Reviews

Rockets and Blue Lights review – Winsome Pinnock's play comes to the National Theatre

The show had its Royal Exchange run interrupted

A scene from Rockets and Blue Lights
A scene from Rockets and Blue Lights
© Brinkhoff-Moegenburg

The opening image of Winsome Pinnock's new play is centred on a painting: JMW Turner's The Slave Ship, first exhibited in 1840, which shows a churning sea, a bright sunset, and a ship sailing away, leaving barely visible human forms in its wake, black hands rising from the waves. It was possibly inspired by the case of the slave ship Zong, which involved the mass murder of 130 enslaved Africans, flung overboard when the ship ran low on drinking water.

"Why does he have to make something so ugly, beautiful?" asks Kiza Deen's Lou, an actress who has been signed up to play one of the drowned slaves in a new movie called The Ghost Ship. That's the first of the pertinent, troubling questions in this ambitious, complex play which moves between history and the present, exploring the legacy of slavery even on those who think they have been untouched by it.

It weaves scenes from the fictional film, with events from 1840, when slavery was continuing but under a secret flag, and when Thomas and his freed slave wife Lucy (beautifully played by Karl Collins and Rochelle Rose) are attempting to make a life in London. These mingle with incidents from today, as Lou encounters a school party who are studying the Turner painting as part of their attempt to understand slavery.
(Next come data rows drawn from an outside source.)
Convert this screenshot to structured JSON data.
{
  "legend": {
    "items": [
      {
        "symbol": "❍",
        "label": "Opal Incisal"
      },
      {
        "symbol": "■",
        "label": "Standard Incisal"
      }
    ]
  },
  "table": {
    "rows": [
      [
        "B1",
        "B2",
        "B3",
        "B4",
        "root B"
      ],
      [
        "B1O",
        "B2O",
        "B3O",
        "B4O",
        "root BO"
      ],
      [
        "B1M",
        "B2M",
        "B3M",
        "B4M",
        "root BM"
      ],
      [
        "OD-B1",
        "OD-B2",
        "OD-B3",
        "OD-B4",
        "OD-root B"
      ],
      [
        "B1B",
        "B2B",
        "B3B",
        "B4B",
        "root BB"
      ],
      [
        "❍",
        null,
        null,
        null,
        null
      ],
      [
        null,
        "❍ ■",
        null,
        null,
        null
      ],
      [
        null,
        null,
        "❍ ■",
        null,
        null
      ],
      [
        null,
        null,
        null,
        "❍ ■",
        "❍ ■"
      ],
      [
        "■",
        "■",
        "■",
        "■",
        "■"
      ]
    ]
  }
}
This intricate structure is beautifully held together both by the poetry and quality of Pinnock's writing, full of different ghosts, and by a production by Miranda Cromwell that embodies the link between past and present, letting scenes flow into each other, just as the past does the present, and allowing the actors to move with fluid skill between many parts.

It's a production full of marvellous images such as the moment in Annie-Lunnette Deakin-Foster's choreography when a 19th century ball and a 21st century smooch take place simultaneously, each throwing shades at the other. At another point Cathy Tyson (perfect and perfectly pitched in each of the roles she embodies) appears as the shade of Turner's mother, in a mermaid's tail, that flicks and flexes as she challenges his views.
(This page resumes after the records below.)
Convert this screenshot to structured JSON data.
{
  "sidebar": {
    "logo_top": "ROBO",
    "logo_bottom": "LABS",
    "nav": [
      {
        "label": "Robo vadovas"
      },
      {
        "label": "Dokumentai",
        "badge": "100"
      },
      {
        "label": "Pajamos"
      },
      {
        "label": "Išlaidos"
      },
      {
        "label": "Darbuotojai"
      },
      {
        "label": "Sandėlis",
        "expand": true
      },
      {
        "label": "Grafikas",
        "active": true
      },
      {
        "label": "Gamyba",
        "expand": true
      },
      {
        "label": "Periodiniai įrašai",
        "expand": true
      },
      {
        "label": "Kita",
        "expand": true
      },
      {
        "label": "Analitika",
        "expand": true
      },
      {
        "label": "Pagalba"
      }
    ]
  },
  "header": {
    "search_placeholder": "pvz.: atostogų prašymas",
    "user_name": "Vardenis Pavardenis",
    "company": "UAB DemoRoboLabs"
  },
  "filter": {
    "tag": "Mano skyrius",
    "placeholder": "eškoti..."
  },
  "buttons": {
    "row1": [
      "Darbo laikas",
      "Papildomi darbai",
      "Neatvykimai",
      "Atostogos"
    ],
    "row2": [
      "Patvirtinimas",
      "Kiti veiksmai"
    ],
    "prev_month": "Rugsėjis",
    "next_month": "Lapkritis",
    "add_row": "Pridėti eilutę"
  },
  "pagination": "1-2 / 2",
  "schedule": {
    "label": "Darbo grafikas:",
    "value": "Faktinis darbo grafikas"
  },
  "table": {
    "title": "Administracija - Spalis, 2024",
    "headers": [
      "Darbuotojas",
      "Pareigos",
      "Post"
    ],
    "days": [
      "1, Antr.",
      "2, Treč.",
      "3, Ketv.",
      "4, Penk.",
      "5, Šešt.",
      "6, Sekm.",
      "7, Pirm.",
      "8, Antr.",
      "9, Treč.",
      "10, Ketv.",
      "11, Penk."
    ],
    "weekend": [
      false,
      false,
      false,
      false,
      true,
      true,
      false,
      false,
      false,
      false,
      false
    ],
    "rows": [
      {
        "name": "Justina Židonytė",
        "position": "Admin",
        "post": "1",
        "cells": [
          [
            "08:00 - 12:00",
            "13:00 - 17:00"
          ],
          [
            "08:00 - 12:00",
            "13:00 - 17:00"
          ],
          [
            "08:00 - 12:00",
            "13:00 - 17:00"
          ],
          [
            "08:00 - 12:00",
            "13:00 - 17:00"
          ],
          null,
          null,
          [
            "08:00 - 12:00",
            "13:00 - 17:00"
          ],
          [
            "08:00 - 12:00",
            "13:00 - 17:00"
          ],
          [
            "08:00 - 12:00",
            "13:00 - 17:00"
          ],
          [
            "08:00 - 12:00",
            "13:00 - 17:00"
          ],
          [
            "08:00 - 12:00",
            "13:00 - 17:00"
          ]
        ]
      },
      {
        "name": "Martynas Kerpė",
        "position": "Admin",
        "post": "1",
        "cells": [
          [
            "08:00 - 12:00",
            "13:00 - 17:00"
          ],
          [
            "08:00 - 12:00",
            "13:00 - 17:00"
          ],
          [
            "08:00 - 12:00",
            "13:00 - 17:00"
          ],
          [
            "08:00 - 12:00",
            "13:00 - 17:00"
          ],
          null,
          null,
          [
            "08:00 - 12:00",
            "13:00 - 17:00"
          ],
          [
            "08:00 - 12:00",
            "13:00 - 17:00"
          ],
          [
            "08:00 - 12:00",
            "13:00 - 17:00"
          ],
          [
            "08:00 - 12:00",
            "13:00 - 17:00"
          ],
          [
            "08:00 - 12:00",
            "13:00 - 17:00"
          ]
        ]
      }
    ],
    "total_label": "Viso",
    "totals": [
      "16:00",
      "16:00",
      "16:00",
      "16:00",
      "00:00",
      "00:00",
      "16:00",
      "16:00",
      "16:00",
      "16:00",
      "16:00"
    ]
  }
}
On Laura Hopkins's plainly effective wood-planked set, water seeps across the boards, a physical metaphor for the rising tide of history, and for stories lost to the waves that can no longer be ignored. It allows, at the close, to an astonishingly beautiful and emotional coup de theatre.

The play, which had just a handful of performances at its original venue at the Manchester Royal Exchange before it was closed by Covid, arguably crams in too much. The story of the school party is underworked, and the second half loses the tightness of the first. But this is balanced by the sheer richness of narrative and theme it creates.
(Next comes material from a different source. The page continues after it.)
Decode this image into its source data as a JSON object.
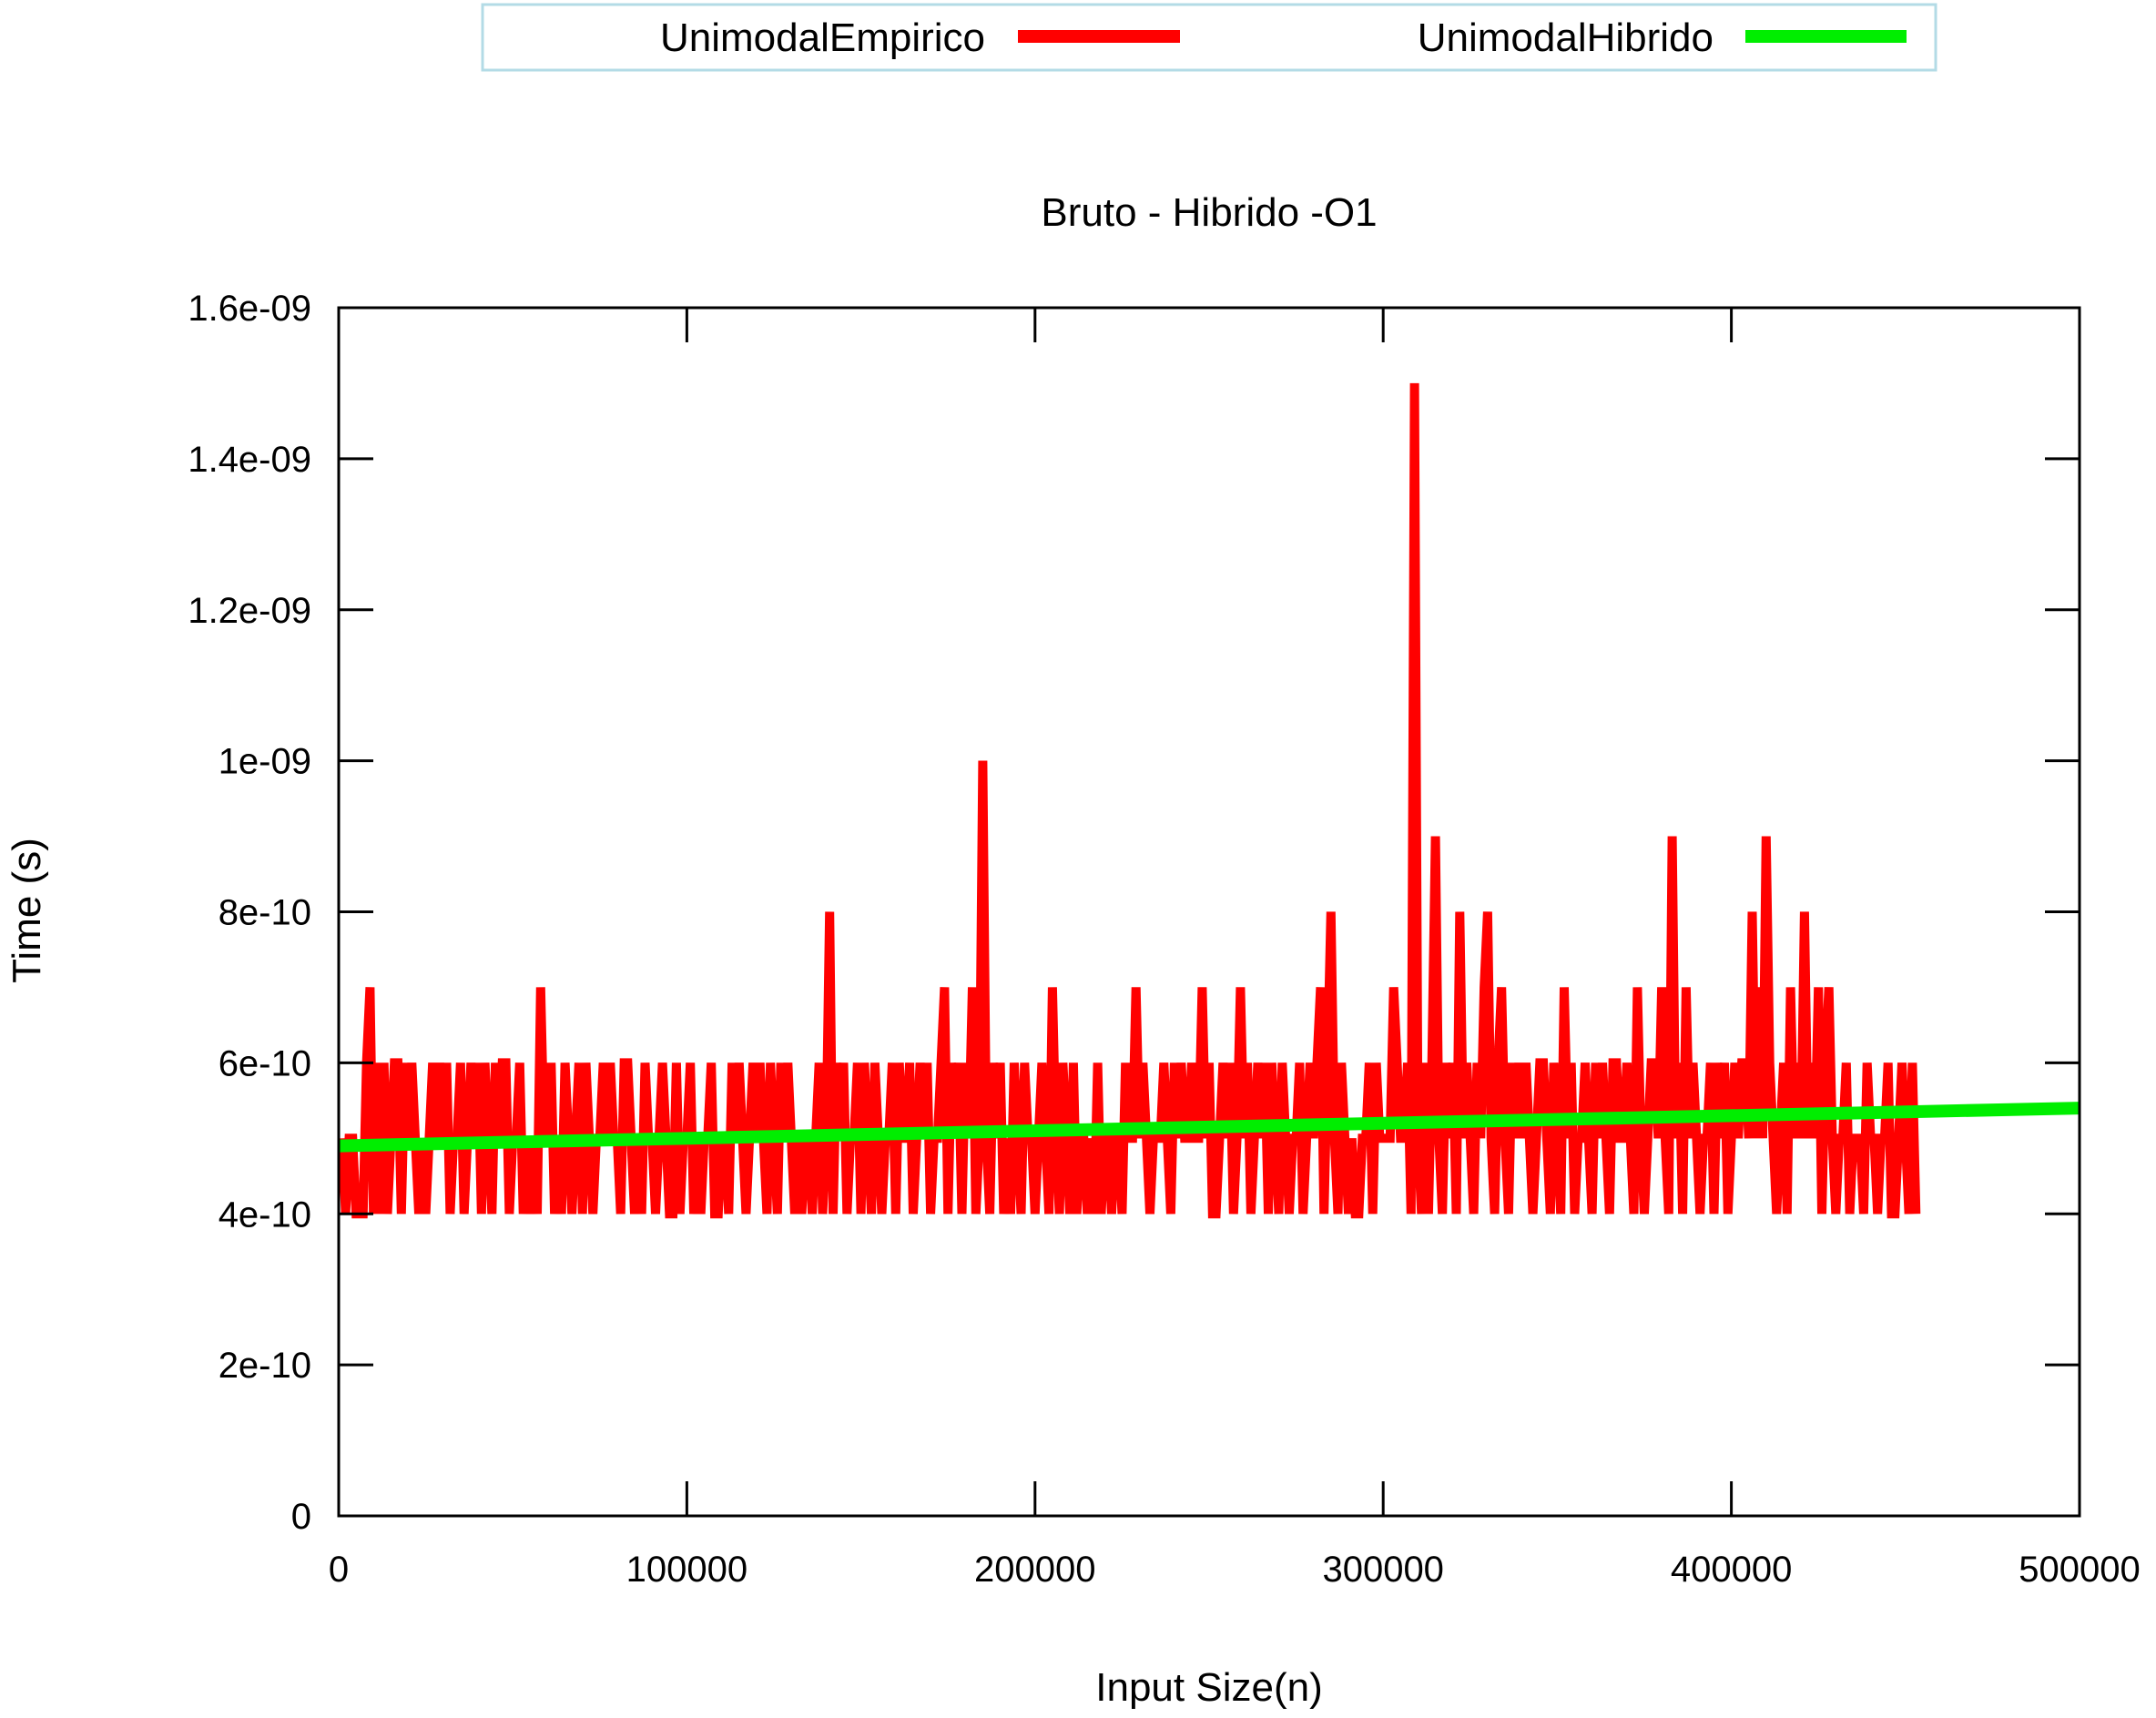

It manages to cover a huge amount of ground including the way that Lou can find fame as a Captain fighting aliens in a US TV series, but when she tries to make a film about the stories of slavery, she finds her part rewritten to include a nude scene and the "torture pain" that tellings of slavery so often contain. In one almost unwatchable and carefully staged scene, her character is punished and whipped, till the actress cannot bear it anymore; in fighting back, she is battling not only the depiction of history but a patriarchy that still oppresses her and deprives her of her voice.

The entire play argues that there isn't a direct distinction between the cruelties of the past and the improvements of the present: black people are still oppressed. Turner's story not the story of the slaves becomes the central theme of the film; mounting piles of equality legislation suggest black people are still treated differently. "A real person would not need so many laws."

Pinnock's achievement is to make such points amidst a densely woven tapestry of story that both conjures the ghosts of the past and makes them powerful and engrossing in a theatre, here and now.